Marmara College, ELT conference, Maltepe, Istanbul, 1994 – John’s first ELT conference, indeed back in the early 90s there were only one or two conferences per year in Istanbul, unlike today when it seems like there’s two or three every week. The dominant events on the Asian side were hosted by Marmara College, a well-established private school in the suburbs that run along the shore of the Marmara Sea. The buzz of a popular ELT conference is always impressive and Marmara was always a lively day with a full program and hundreds of people crowding through the corridors to get to workshops. The organiser was Yıldız Can, who is still setting up ELT conferences today in the hilltop campus of Maltepe University, the flagship of the Marmara College group.

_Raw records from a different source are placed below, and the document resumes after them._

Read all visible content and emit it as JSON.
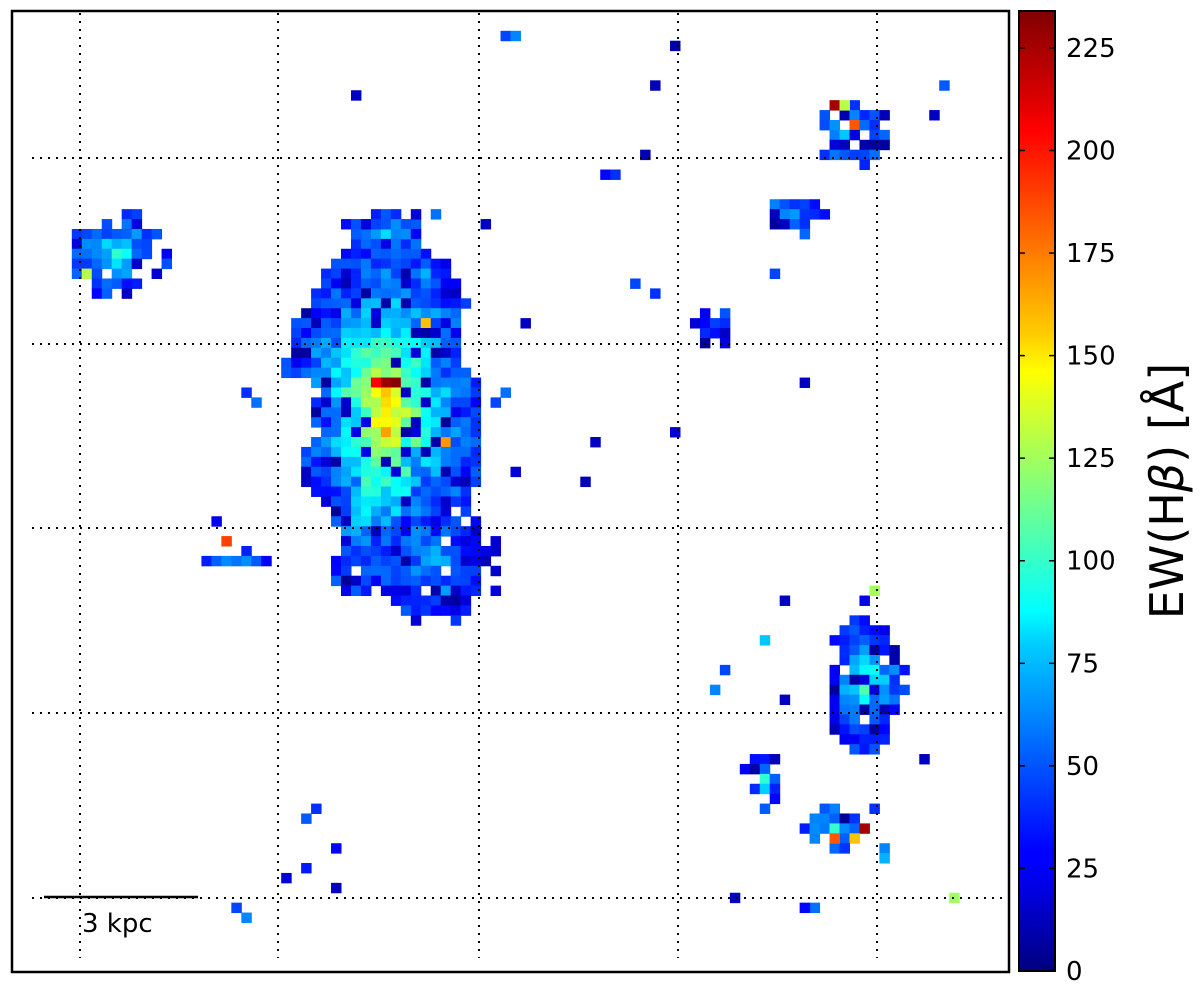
{
  "chart_data": {
    "type": "heatmap",
    "title": "",
    "xlabel": "",
    "ylabel": "",
    "grid": true,
    "colormap": "jet",
    "colorbar": {
      "label": "EW(Hβ) [Å]",
      "label_parts": {
        "prefix": "EW(H",
        "greek": "β",
        "suffix": ") [Å]"
      },
      "vmin": 0,
      "vmax": 234,
      "ticks": [
        0,
        25,
        50,
        75,
        100,
        125,
        150,
        175,
        200,
        225
      ]
    },
    "scale_bar": {
      "label": "3 kpc",
      "length_kpc": 3
    },
    "pixel_grid": {
      "cols": 100,
      "rows": 97
    },
    "blobs": [
      {
        "name": "main-clump",
        "col": 37,
        "row": 40,
        "rx": 9,
        "ry": 17,
        "base": 38,
        "peak": 160,
        "dens": 0.96,
        "seed": 11
      },
      {
        "name": "main-clump-lower",
        "col": 42,
        "row": 55,
        "rx": 7,
        "ry": 6,
        "base": 28,
        "peak": 70,
        "dens": 0.8,
        "seed": 12
      },
      {
        "name": "upper-left-group",
        "col": 10,
        "row": 24,
        "rx": 5,
        "ry": 4,
        "base": 40,
        "peak": 95,
        "dens": 0.78,
        "seed": 13
      },
      {
        "name": "upper-middle-streak",
        "col": 37,
        "row": 22,
        "rx": 4,
        "ry": 3,
        "base": 40,
        "peak": 80,
        "dens": 0.8,
        "seed": 14
      },
      {
        "name": "right-lower-clump",
        "col": 85,
        "row": 67,
        "rx": 4,
        "ry": 7,
        "base": 35,
        "peak": 110,
        "dens": 0.92,
        "seed": 15
      },
      {
        "name": "upper-right-group",
        "col": 84,
        "row": 12,
        "rx": 4,
        "ry": 3,
        "base": 40,
        "peak": 90,
        "dens": 0.82,
        "seed": 16
      },
      {
        "name": "upper-right-small",
        "col": 78,
        "row": 20,
        "rx": 3,
        "ry": 2,
        "base": 45,
        "peak": 60,
        "dens": 0.9,
        "seed": 17
      },
      {
        "name": "lower-right-chain-a",
        "col": 75,
        "row": 77,
        "rx": 2,
        "ry": 3,
        "base": 40,
        "peak": 85,
        "dens": 0.8,
        "seed": 18
      },
      {
        "name": "lower-right-chain-b",
        "col": 82,
        "row": 82,
        "rx": 3,
        "ry": 2,
        "base": 45,
        "peak": 95,
        "dens": 0.75,
        "seed": 19
      },
      {
        "name": "mid-right-small",
        "col": 70,
        "row": 31,
        "rx": 2,
        "ry": 2,
        "base": 38,
        "peak": 55,
        "dens": 0.85,
        "seed": 20
      },
      {
        "name": "left-small",
        "col": 22,
        "row": 55,
        "rx": 3,
        "ry": 1,
        "base": 40,
        "peak": 70,
        "dens": 0.9,
        "seed": 21
      }
    ],
    "hot_pixels": [
      {
        "col": 37,
        "row": 37,
        "value": 228
      },
      {
        "col": 38,
        "row": 37,
        "value": 232
      },
      {
        "col": 36,
        "row": 37,
        "value": 205
      },
      {
        "col": 37,
        "row": 38,
        "value": 160
      },
      {
        "col": 37,
        "row": 40,
        "value": 150
      },
      {
        "col": 37,
        "row": 42,
        "value": 168
      },
      {
        "col": 41,
        "row": 31,
        "value": 160
      },
      {
        "col": 43,
        "row": 43,
        "value": 170
      },
      {
        "col": 21,
        "row": 53,
        "value": 190
      },
      {
        "col": 82,
        "row": 9,
        "value": 225
      },
      {
        "col": 84,
        "row": 11,
        "value": 185
      },
      {
        "col": 83,
        "row": 9,
        "value": 130
      },
      {
        "col": 85,
        "row": 82,
        "value": 225
      },
      {
        "col": 82,
        "row": 83,
        "value": 185
      },
      {
        "col": 84,
        "row": 83,
        "value": 160
      },
      {
        "col": 94,
        "row": 89,
        "value": 125
      },
      {
        "col": 86,
        "row": 58,
        "value": 125
      },
      {
        "col": 7,
        "row": 26,
        "value": 130
      }
    ],
    "isolated_pixels": [
      {
        "col": 49,
        "row": 2,
        "value": 45
      },
      {
        "col": 50,
        "row": 2,
        "value": 60
      },
      {
        "col": 66,
        "row": 3,
        "value": 10
      },
      {
        "col": 64,
        "row": 7,
        "value": 12
      },
      {
        "col": 34,
        "row": 8,
        "value": 15
      },
      {
        "col": 93,
        "row": 7,
        "value": 50
      },
      {
        "col": 92,
        "row": 10,
        "value": 15
      },
      {
        "col": 63,
        "row": 14,
        "value": 12
      },
      {
        "col": 59,
        "row": 16,
        "value": 30
      },
      {
        "col": 60,
        "row": 16,
        "value": 40
      },
      {
        "col": 47,
        "row": 21,
        "value": 15
      },
      {
        "col": 40,
        "row": 20,
        "value": 20
      },
      {
        "col": 42,
        "row": 20,
        "value": 55
      },
      {
        "col": 41,
        "row": 26,
        "value": 70
      },
      {
        "col": 62,
        "row": 27,
        "value": 45
      },
      {
        "col": 64,
        "row": 28,
        "value": 40
      },
      {
        "col": 76,
        "row": 26,
        "value": 45
      },
      {
        "col": 51,
        "row": 31,
        "value": 15
      },
      {
        "col": 23,
        "row": 38,
        "value": 40
      },
      {
        "col": 24,
        "row": 39,
        "value": 55
      },
      {
        "col": 48,
        "row": 39,
        "value": 45
      },
      {
        "col": 49,
        "row": 38,
        "value": 55
      },
      {
        "col": 79,
        "row": 37,
        "value": 15
      },
      {
        "col": 66,
        "row": 42,
        "value": 20
      },
      {
        "col": 58,
        "row": 43,
        "value": 15
      },
      {
        "col": 50,
        "row": 46,
        "value": 20
      },
      {
        "col": 57,
        "row": 47,
        "value": 12
      },
      {
        "col": 20,
        "row": 51,
        "value": 25
      },
      {
        "col": 77,
        "row": 59,
        "value": 15
      },
      {
        "col": 75,
        "row": 63,
        "value": 75
      },
      {
        "col": 71,
        "row": 66,
        "value": 45
      },
      {
        "col": 70,
        "row": 68,
        "value": 60
      },
      {
        "col": 77,
        "row": 69,
        "value": 15
      },
      {
        "col": 91,
        "row": 75,
        "value": 15
      },
      {
        "col": 30,
        "row": 80,
        "value": 40
      },
      {
        "col": 29,
        "row": 81,
        "value": 50
      },
      {
        "col": 32,
        "row": 84,
        "value": 30
      },
      {
        "col": 29,
        "row": 86,
        "value": 35
      },
      {
        "col": 27,
        "row": 87,
        "value": 20
      },
      {
        "col": 32,
        "row": 88,
        "value": 15
      },
      {
        "col": 22,
        "row": 90,
        "value": 45
      },
      {
        "col": 23,
        "row": 91,
        "value": 60
      },
      {
        "col": 72,
        "row": 89,
        "value": 15
      },
      {
        "col": 80,
        "row": 90,
        "value": 55
      },
      {
        "col": 79,
        "row": 90,
        "value": 30
      },
      {
        "col": 87,
        "row": 84,
        "value": 60
      },
      {
        "col": 87,
        "row": 85,
        "value": 70
      },
      {
        "col": 86,
        "row": 80,
        "value": 40
      },
      {
        "col": 39,
        "row": 60,
        "value": 50
      },
      {
        "col": 43,
        "row": 58,
        "value": 65
      },
      {
        "col": 40,
        "row": 61,
        "value": 20
      },
      {
        "col": 42,
        "row": 60,
        "value": 30
      }
    ]
  }
}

Weekend workshops at the British Council, Istiklal Caddesi, Istanbul, the early 1990s. – The British Council is still a valuable resource for teachers in Turkey. See their website for online resources for teachers and students, and information on courses, exams and events. But the Henry Brothers still hanker for the old BC library and teacher’s centre on Istiklal Caddesi, with it’s terrace overlooking the rooftops of Beyoğlu to the Bosphorus and beyond. Run by Ann Hazinedar the teacher’s centre used to buzz with people coming in for workshops, to take courses, borrow books, browse the library for ideas and activities, get information on courses and exams, or just to hang out. John Henry spent a number of years treading a triangular path from home to school to the British Council while taking his Delta teaching certificate and then an Aston University distance learning master’s degree in TESOL, both organised through the centre which was always a marvellous environment, (especially at Christmas when mulled wine and mince pies were served!!). The weekend workshops were well attended (50+ participants regularly) and were always fun. Presenters we remember include Rebecca Michel, now at Exeter University, and an inspiring workshop on storytelling by Andrew Wright, wearing his trademark storyteller’s coat even then.
Sadly, the British Council moved from Istiklal in the early 2000s and closed to the public soon after.